So Fannie and Freddie can originate over $55 billion of multi-family mortgages in 2013, by far the largest source of capital to the multi-family market. So as misguided as this scorecard initiative is, it will have very little impact on Walker & Dunlop’s ability to meet its annual origination guidance, and continue being one of the largest providers of capital to the multi-family market in 2013 and beyond.
As I said earlier, in 2007 we established a goal of growing Walker & Dunlop 5x in five years and we did it. In 2010, we told investors that we had the profitability and growth potential to be a public company and have subsequently watched our market capitalization more than triple over 26 months.
In 2011, we told investors that if we raise capital on our IPO to acquire businesses, it would be accretive to earnings and enhance our market position. And we did just that in acquiring CWCapital.
And we told investors at the beginning of 2012 that we plan to be a top 5 lender with Fannie Mae, Freddie Mac and HUD and finish 2012 as the number one Fannie Mae DUS lender, up from number three; the number five Freddie Mac seller/servicer, up from number 9; and will likely be a top five HUD lender when the next rankings are released later this year. I could not be more pleased with our track record of establishing ambitious goals and reaching them time and again.
So where do we go from here and what should Walker & Dunlop’s investors expect from us going forward? We have established origination guidance of $10 billion to $12 billion for 2013, and are establishing Q1 2013 origination guidance of $1.9 billion to $2.4 billion.
The midpoint of that range is over three times what we originated in the first quarter of 2011. One of the goals we established in 2012 was to build out a national brokerage platform to gain access to non-multi-family commercial real estate financing opportunities.
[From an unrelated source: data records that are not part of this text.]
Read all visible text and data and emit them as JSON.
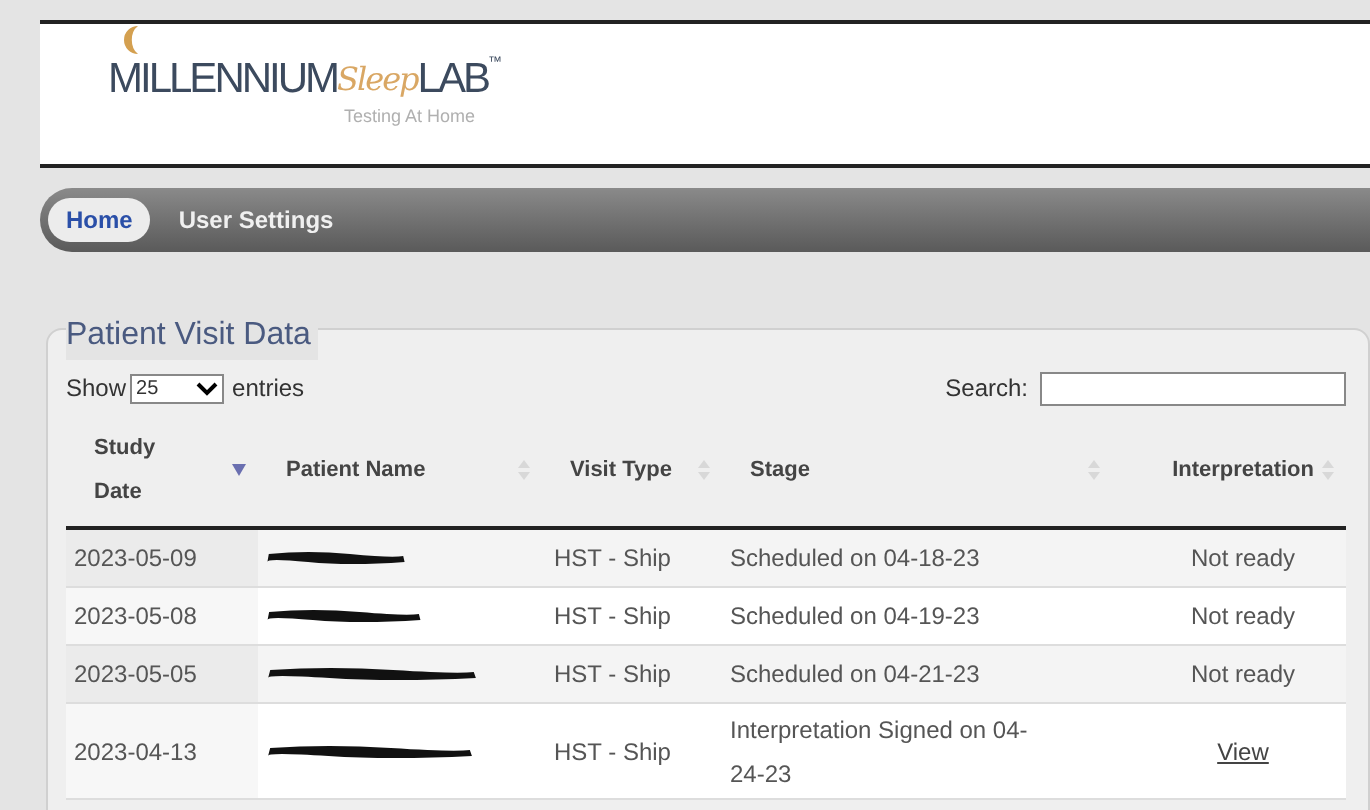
{
  "logo": {
    "word_1": "MILLENNIUM",
    "word_2": "Sleep",
    "word_3": "LAB",
    "mark": "™",
    "tagline": "Testing At Home"
  },
  "nav": {
    "items": [
      {
        "label": "Home",
        "selected": true
      },
      {
        "label": "User Settings",
        "selected": false
      }
    ]
  },
  "panel": {
    "title": "Patient Visit Data",
    "show_label": "Show",
    "page_size": "25",
    "entries_label": "entries",
    "search_label": "Search:",
    "table": {
      "columns": [
        {
          "label": "Study Date",
          "sorted": true
        },
        {
          "label": "Patient Name",
          "sorted": false
        },
        {
          "label": "Visit Type",
          "sorted": false
        },
        {
          "label": "Stage",
          "sorted": false
        },
        {
          "label": "Interpretation",
          "sorted": false
        }
      ],
      "rows": [
        {
          "study_date": "2023-05-09",
          "patient_name": {
            "kind": "redacted"
          },
          "visit_type": "HST - Ship",
          "stage": "Scheduled on 04-18-23",
          "interpretation": {
            "kind": "text",
            "text": "Not ready"
          }
        },
        {
          "study_date": "2023-05-08",
          "patient_name": {
            "kind": "redacted"
          },
          "visit_type": "HST - Ship",
          "stage": "Scheduled on 04-19-23",
          "interpretation": {
            "kind": "text",
            "text": "Not ready"
          }
        },
        {
          "study_date": "2023-05-05",
          "patient_name": {
            "kind": "redacted"
          },
          "visit_type": "HST - Ship",
          "stage": "Scheduled on 04-21-23",
          "interpretation": {
            "kind": "text",
            "text": "Not ready"
          }
        },
        {
          "study_date": "2023-04-13",
          "patient_name": {
            "kind": "redacted"
          },
          "visit_type": "HST - Ship",
          "stage": "Interpretation Signed on 04-24-23",
          "interpretation": {
            "kind": "link",
            "text": "View"
          }
        }
      ]
    }
  }
}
We successfully added two teams in Florida and Wisconsin in 2012, and we’re focused on completing our national footprint in 2013 with the addition of teams in the western United States. Our final strategic initiative is to raise proprietary capital in the form of CMBS, investment funds, and/or in mortgage REIT and to feed that capital into our scaled origination platform.
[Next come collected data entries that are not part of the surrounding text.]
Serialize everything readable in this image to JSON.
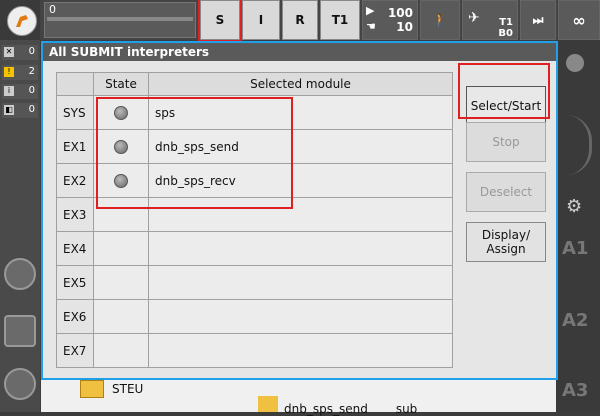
{
  "topbar": {
    "message_count": "0",
    "buttons": {
      "s": "S",
      "i": "I",
      "r": "R",
      "t1": "T1",
      "override_run": "100",
      "override_jog": "10",
      "tool_t": "T1",
      "tool_b": "B0",
      "infinity": "∞"
    }
  },
  "messages": {
    "ack": "0",
    "warn": "2",
    "info": "0",
    "wait": "0"
  },
  "dialog": {
    "title": "All SUBMIT interpreters",
    "columns": [
      "",
      "State",
      "Selected module"
    ],
    "rows": [
      {
        "id": "SYS",
        "module": "sps",
        "has_state": true
      },
      {
        "id": "EX1",
        "module": "dnb_sps_send",
        "has_state": true
      },
      {
        "id": "EX2",
        "module": "dnb_sps_recv",
        "has_state": true
      },
      {
        "id": "EX3",
        "module": "",
        "has_state": false
      },
      {
        "id": "EX4",
        "module": "",
        "has_state": false
      },
      {
        "id": "EX5",
        "module": "",
        "has_state": false
      },
      {
        "id": "EX6",
        "module": "",
        "has_state": false
      },
      {
        "id": "EX7",
        "module": "",
        "has_state": false
      }
    ],
    "buttons": {
      "select_start": "Select/Start",
      "stop": "Stop",
      "deselect": "Deselect",
      "display_assign_1": "Display/",
      "display_assign_2": "Assign"
    }
  },
  "background": {
    "folder_label": "STEU",
    "file_label": "dnb_sps_send",
    "file_ext": "sub"
  },
  "axes": [
    "A1",
    "A2",
    "A3"
  ],
  "colors": {
    "accent": "#1fa0e8",
    "highlight": "#e02020"
  }
}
There are plenty of brokerage firms that have access to deal flow, but few have the underwriting expertise to raise proprietary capital and underwrite loans. Similarly, there are plenty of mortgage REITS and CMBS origination companies that have very skilled underwriters and credit expertise, but few have a proprietary distribution network as large and talented as Walker & Dunlop’s.
We believe our origination platform and credit track record position us very well to raise and deploy capital to meet the significant demand for commercial real estate financing that is coming over the next five years. These various initiatives have distinct start-up costs.
If we are successful on some combination of these endeavors, we estimated it would cost us between $5 million and $15 million on a net basis in 2013. After all the growth Walker & Dunlop has experienced, we know that every strategic move is a stepping stone for the next endeavor.
When we execute on our 2013 strategy, we will greatly enhance our access to deal flow and create a proprietary capital solution that can be used to meet our client’s needs. These proprietary sources of capital will generate returns and asset management fees that will grow Walker & Dunlop’s long-term stable revenue streams.
Today 20% of Walker & Dunlop’s revenues come from servicing fees that are stable and largely prepayment protected. As we continue to grow our servicing portfolio through loan originations we will add asset management fees from the funds we raise, to increase the percentage of revenues from long-term stable revenue streams to a goal of 50% of revenues by 2017.
If we are successful at accomplishing this strategic goal, investors will be rewarded by holding stock in an enterprise that is significantly larger, significantly more diversified, and extremely stable from a revenue standpoint due to the growth in servicing and asset management fees. I would like to close our prepared remarks by thanking every member of the Walker & Dunlop team for all we accomplished in 2012.
Our financial results, market position, and industry awards is one of the fastest growing and best places to work speak for themselves. They reflect what happens inside of Walker & Dunlop everyday, where 430 highly talented professionals work together to exceed our customers’ needs and build a premier real estate finance company in the United States.
It is an honor to be CEO of this company, and before I finish my prepared remarks, I just like to thank Debbie Wilson once again for all her contributions to Walker & Dunlop’s success over the past five years. With that I will turn the call over to the operator for any questions.
Thank you.
Operator
(Operator instructions) Our first question comes from Bose George with KBW. Please go ahead.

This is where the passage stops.